Steven A. DE Monbreum is an ALJ at the Eugene Hearing Office. Over his 7 years on the bench, 49% of his 12,684 lifetime decisions have been approvals. This rate is 15 points below the Eugene office average and 9 points below the national average. Aggregate rates describe past decisions, not predictions for your individual hearing. An attorney can help you prepare your case to meet the specific evidentiary standards Judge DE Monbreum requires.
This page presents publicly available SSA Office of Hearings Operations disposition data, with no editorial rating or evaluation. ALJs are independent decisionmakers; aggregate statistics describe past patterns, not predictions of how any individual case will be decided. Information here is provided for hearing preparation, not as legal advice.
Approval rates
Comparing a judge's lifetime approval rate to current office and national benchmarks provides perspective on the local hearing environment. Judge DE Monbreum has maintained a consistent record over his 7 years on the bench, with his latest approval rate trailing the Eugene Hearing Office average by 15 percentage points. These figures are derived from 12,684 lifetime decisions, offering a stable data set for review. Aggregate rates describe past decisions, not predictions for your individual hearing.

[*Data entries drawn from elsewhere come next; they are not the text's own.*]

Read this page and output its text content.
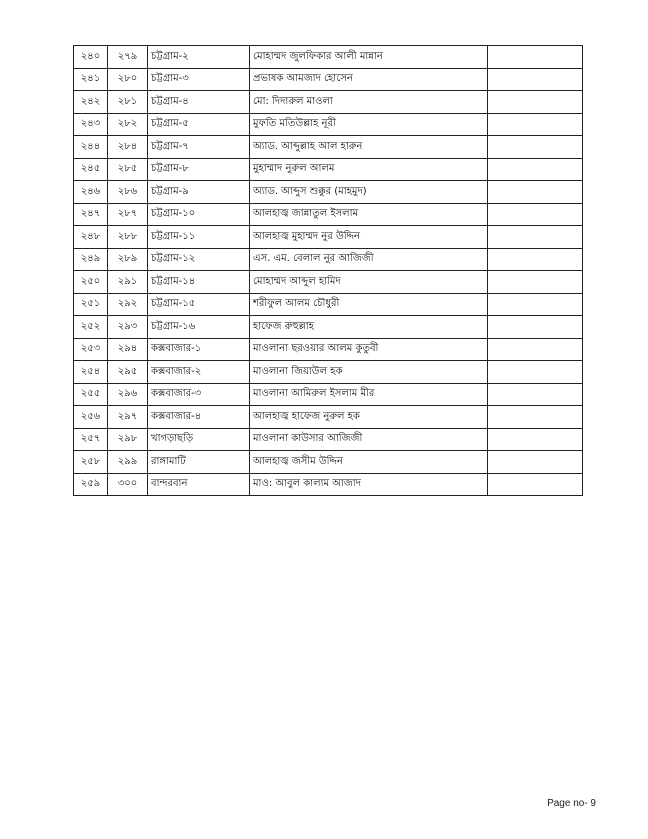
২৪০	২৭৯	চট্টগ্রাম-২	মোহাম্মদ জুলফিকার আলী মান্নান	
২৪১	২৮০	চট্টগ্রাম-৩	প্রভাষক আমজাদ হোসেন	
২৪২	২৮১	চট্টগ্রাম-৪	মো: দিদারুল মাওলা	
২৪৩	২৮২	চট্টগ্রাম-৫	মুফতি মতিউল্লাহ নূরী	
২৪৪	২৮৪	চট্টগ্রাম-৭	অ্যাড. আব্দুল্লাহ আল হারুন	
২৪৫	২৮৫	চট্টগ্রাম-৮	মুহাম্মাদ নুরুল আলম	
২৪৬	২৮৬	চট্টগ্রাম-৯	অ্যাড. আব্দুস শুক্কুর (মাহমুদ)	
২৪৭	২৮৭	চট্টগ্রাম-১০	আলহাজ্ব জান্নাতুল ইসলাম	
২৪৮	২৮৮	চট্টগ্রাম-১১	আলহাজ্ব মুহাম্মদ নুর উদ্দিন	
২৪৯	২৮৯	চট্টগ্রাম-১২	এস. এম. বেলাল নুর আজিজী	
২৫০	২৯১	চট্টগ্রাম-১৪	মোহাম্মদ আব্দুল হামিদ	
২৫১	২৯২	চট্টগ্রাম-১৫	শরীফুল আলম চৌধুরী	
২৫২	২৯৩	চট্টগ্রাম-১৬	হাফেজ রুহুল্লাহ	
২৫৩	২৯৪	কক্সবাজার-১	মাওলানা ছরওয়ার আলম কুতুবী	
২৫৪	২৯৫	কক্সবাজার-২	মাওলানা জিয়াউল হক	
২৫৫	২৯৬	কক্সবাজার-৩	মাওলানা আমিরুল ইসলাম মীর	
২৫৬	২৯৭	কক্সবাজার-৪	আলহাজ্ব হাফেজ নুরুল হক	
২৫৭	২৯৮	খাগড়াছড়ি	মাওলানা কাউসার আজিজী	
২৫৮	২৯৯	রাঙ্গামাটি	আলহাজ্ব জসীম উদ্দিন	
২৫৯	৩০০	বান্দরবান	মাও: আবুল কালাম আজাদ	
Page no- 9
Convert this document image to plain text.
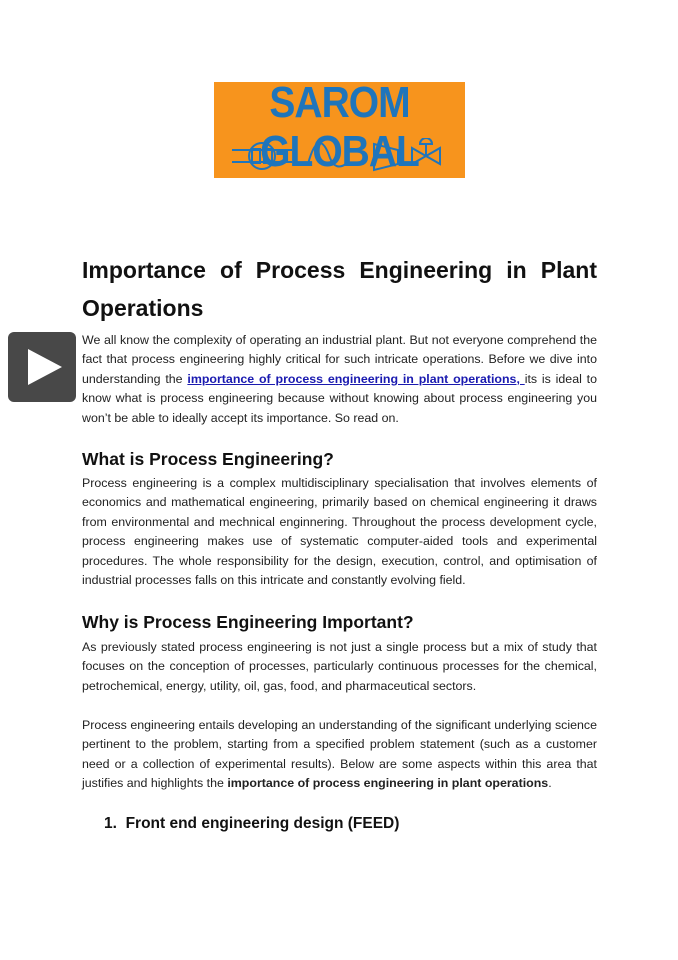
SAROM GLOBAL
Importance of Process Engineering in Plant Operations

We all know the complexity of operating an industrial plant. But not everyone comprehend the fact that process engineering highly critical for such intricate operations. Before we dive into understanding the importance of process engineering in plant operations, its is ideal to know what is process engineering because without knowing about process engineering you won’t be able to ideally accept its importance. So read on.

What is Process Engineering?

Process engineering is a complex multidisciplinary specialisation that involves elements of economics and mathematical engineering, primarily based on chemical engineering it draws from environmental and mechnical enginnering. Throughout the process development cycle, process engineering makes use of systematic computer-aided tools and experimental procedures. The whole responsibility for the design, execution, control, and optimisation of industrial processes falls on this intricate and constantly evolving field.

Why is Process Engineering Important?

As previously stated process engineering is not just a single process but a mix of study that focuses on the conception of processes, particularly continuous processes for the chemical, petrochemical, energy, utility, oil, gas, food, and pharmaceutical sectors.

Process engineering entails developing an understanding of the significant underlying science pertinent to the problem, starting from a specified problem statement (such as a customer need or a collection of experimental results). Below are some aspects within this area that justifies and highlights the importance of process engineering in plant operations.

1. Front end engineering design (FEED)
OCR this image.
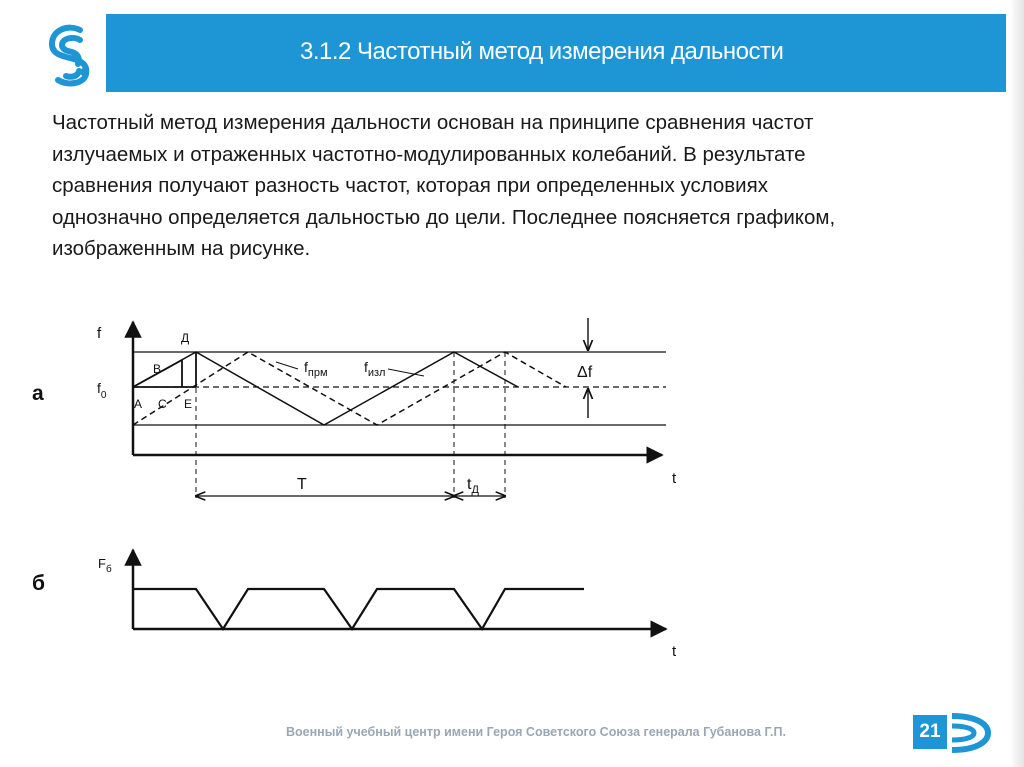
3.1.2 Частотный метод измерения дальности
Частотный метод измерения дальности основан на принципе сравнения частот
излучаемых и отраженных частотно-модулированных колебаний. В результате
сравнения получают разность частот, которая при определенных условиях
однозначно определяется дальностью до цели. Последнее поясняется графиком,
изображенным на рисунке.
а
б
f
t
$f_0$
Д
В
А С Е
$f_{прм}$	$f_{изл}$	Δf
T	$t_Д$
$F_б$
t
Военный учебный центр имени Героя Советского Союза генерала Губанова Г.П.	21
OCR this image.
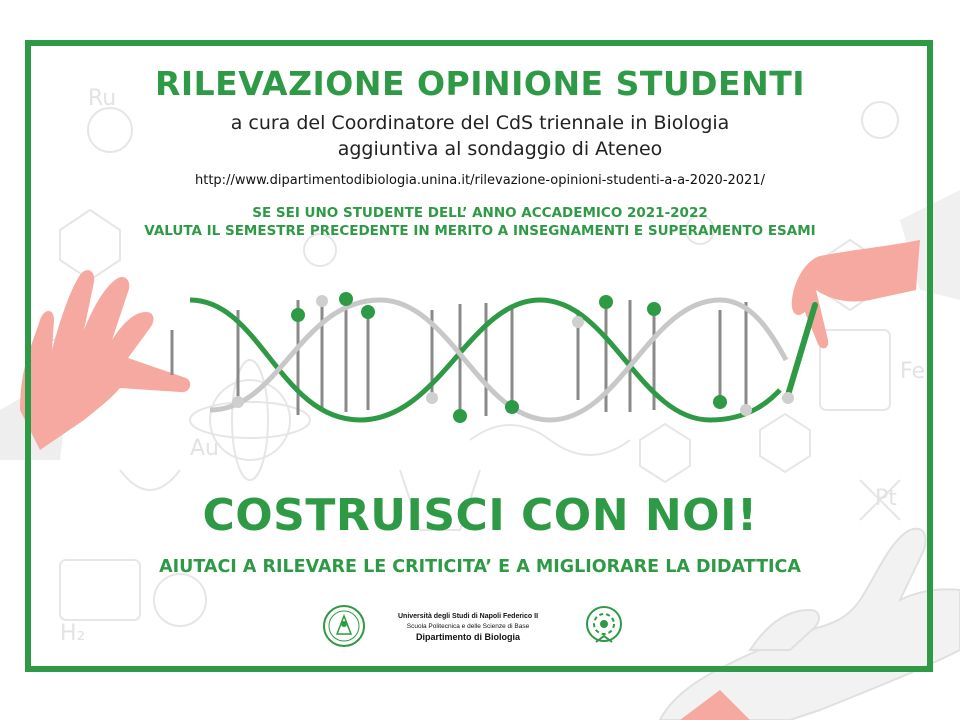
Ru
Au
Pt
Fe
H₂
RILEVAZIONE OPINIONE STUDENTI
a cura del Coordinatore del CdS triennale in Biologia
aggiuntiva al sondaggio di Ateneo
http://www.dipartimentodibiologia.unina.it/rilevazione-opinioni-studenti-a-a-2020-2021/
SE SEI UNO STUDENTE DELL’ ANNO ACCADEMICO 2021-2022
VALUTA IL SEMESTRE PRECEDENTE IN MERITO A INSEGNAMENTI E SUPERAMENTO ESAMI
COSTRUISCI CON NOI!
AIUTACI A RILEVARE LE CRITICITA’ E A MIGLIORARE LA DIDATTICA
Università degli Studi di Napoli Federico II
Scuola Politecnica e delle Scienze di Base
Dipartimento di Biologia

Office- and national-level breakdowns of fully favorable vs denial rates aren't currently published by SSA in the per-office disposition data. The judge's own breakdown is the detail we have today.
Approval rate over time
Year-over-year approval rate across Judge De Monbreum's docket. Annual rates fluctuate with the mix of cases SSA assigns; the longer-run pattern is more informative than any single year.
Decision pattern
Over his 7-year tenure, your judge has seen his annual approval rate shift from 59% in 2016 to 44% in 2022. This trend reflects a steady pattern of adjudication that has stabilized after the initial years of his appointment. While the recent figures show a departure from his early career highs, they remain consistent with his established approach in the Eugene office.
Preparing for an SSDI hearing
The guidance below applies to any SSDI hearing, not specifically to Judge De Monbreum's bench. Judge-specific preparation guidance requires a corpus of public Appeals Council decisions involving each judge, which we haven't built yet.
- Bring a clean treating-physician record. Longitudinal primary-care or specialist notes spanning the disability period, with consistent symptom documentation, are typically the strongest evidence at hearing. A single month's records usually aren't enough.
- Don't rely on consultative exams alone. If your medical evidence is built primarily around a one-time CE finding, expect detailed questioning. Supplement with treating-source statements where possible.
- Prepare for daily-activity questions. Have honest, specific answers about a typical day. Answers that conflict with the medical record (in either direction) tend to hurt credibility.
- Expect transferable-skills probing. A vocational expert will usually testify about jobs available to someone with your limitations. Your representative should be prepared to cross-examine.
Hearing with Judge DE Monbreum? Free, confidential — see if you qualify for SSDI.
Free Benefits ReviewAbout the Eugene hearing office
The Eugene Hearing Office serves you throughout Oregon, managing a high volume of disability cases with a bench of 6 judges. The office currently maintains an approval rate of 64%, which serves as a local benchmark for the region. You can expect a formal process focused on the specific medical documentation supporting your claim. You can see the Eugene Hearing Office page for the full ALJ roster.
Other judges at this hearing office
The SSA utilizes a workload-balancing algorithm to assign cases, meaning your specific judge is selected randomly. Within the Eugene Hearing Office, lifetime approval rates among the bench range from 44% to 81%. This variance highlights why you should focus on the strength of your medical evidence regardless of which judge is assigned to your case. You can find more information on the Eugene Hearing Office page.